In this study we favored first-trimester trophoblastic cells over term trophoblasts because trophoblastic invasion is normally limited in time to the first trimester, although deciduas were retrieved from term pregnancies.10–12 Trophoblast cells from the first trimester have a naturally high invasion potential regardless of the existence of a target tissue. They act as carcinogenic cells. Our group and others have described this quality in previous reports.13–15 This may explain why more than half of trophoblast cells in model 1 migrated through the porous membrane of the upper well into the lower well without a target tissue. In contrast, decidual explants in this study were retrieved from term pregnancy. Although decidua from term pregnancy may differ from that of early pregnancy, we assumed that the dimensions of the decidual microimplants retrieved during terminations of pregnancy in the first trimester would not be large enough for producing the designed model and completing the experiment. Additionally, we used both model 1 (without decidua) and model 2 (with intact decidua) to examine the effect of a term decidua in attenuating the invasion potential. Model 2 showed a significantly higher invasion index. Finally the subsequent comparison across all models was performed with the same term decidua.

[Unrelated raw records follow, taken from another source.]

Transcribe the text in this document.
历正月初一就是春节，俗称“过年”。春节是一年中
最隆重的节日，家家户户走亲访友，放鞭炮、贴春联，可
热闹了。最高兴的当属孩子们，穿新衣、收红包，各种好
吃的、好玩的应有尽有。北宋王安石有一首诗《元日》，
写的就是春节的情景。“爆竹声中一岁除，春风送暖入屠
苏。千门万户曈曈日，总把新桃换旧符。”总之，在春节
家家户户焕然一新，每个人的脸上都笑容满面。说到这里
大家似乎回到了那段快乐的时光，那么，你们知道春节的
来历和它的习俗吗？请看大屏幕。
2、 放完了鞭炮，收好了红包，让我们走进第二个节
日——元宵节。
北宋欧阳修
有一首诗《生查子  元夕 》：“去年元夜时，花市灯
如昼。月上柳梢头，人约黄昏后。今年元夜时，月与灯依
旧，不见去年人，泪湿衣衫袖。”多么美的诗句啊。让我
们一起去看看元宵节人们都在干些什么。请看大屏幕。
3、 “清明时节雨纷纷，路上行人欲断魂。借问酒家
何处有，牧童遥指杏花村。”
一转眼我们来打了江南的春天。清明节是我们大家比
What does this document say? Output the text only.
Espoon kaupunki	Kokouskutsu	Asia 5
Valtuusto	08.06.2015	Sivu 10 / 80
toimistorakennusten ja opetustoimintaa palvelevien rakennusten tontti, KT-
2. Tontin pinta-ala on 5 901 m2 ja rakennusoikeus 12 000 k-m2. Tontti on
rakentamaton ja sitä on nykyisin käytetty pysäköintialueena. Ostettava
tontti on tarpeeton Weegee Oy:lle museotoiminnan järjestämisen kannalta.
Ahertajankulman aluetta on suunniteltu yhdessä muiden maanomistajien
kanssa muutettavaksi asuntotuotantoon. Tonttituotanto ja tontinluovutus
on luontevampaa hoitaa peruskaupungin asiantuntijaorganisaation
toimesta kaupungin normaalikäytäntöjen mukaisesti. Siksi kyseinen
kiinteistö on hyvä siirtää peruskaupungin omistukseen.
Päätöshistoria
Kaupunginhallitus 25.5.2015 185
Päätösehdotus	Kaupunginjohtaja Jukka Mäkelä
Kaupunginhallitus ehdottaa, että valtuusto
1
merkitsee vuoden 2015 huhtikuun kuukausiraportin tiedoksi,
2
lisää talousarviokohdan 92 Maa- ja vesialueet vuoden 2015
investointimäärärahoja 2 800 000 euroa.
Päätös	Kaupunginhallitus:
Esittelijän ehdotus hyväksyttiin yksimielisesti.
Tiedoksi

It has been reported that as in cases of third-trimester placenta accreta diagnosed after hysterectomies, accreta diagnosed in the first trimester also exhibits an anatomic defect of decidua.6 Owing to the rarity of this condition, it was not feasible to obtain trophoblasts from women diagnosed with placenta accreta in the first trimester and who also wished to terminate their pregnancy. We were unable, therefore, to obtain such trophoblasts to determine whether they demonstrate a different invasive potential. Still, Earl et al reported that the immunophenotype of extravillous trophoblastic populations in placenta accreta is identical to that seen in normal placenta, suggesting that it is unlikely that overactive trophoblastic invasion plays a major role in the pathogenesis of placenta accreta, and the absence of decidua is of greater importance in the pathogenesis.4
Without a purely anatomic absence of decidua or a lasting absence that alters trophoblastic behavior that is responsible for the development of placenta accreta, it is still to be determined why this anatomic defect exists only among a selected group of women and whether this lasting absence is preventable in vivo as well.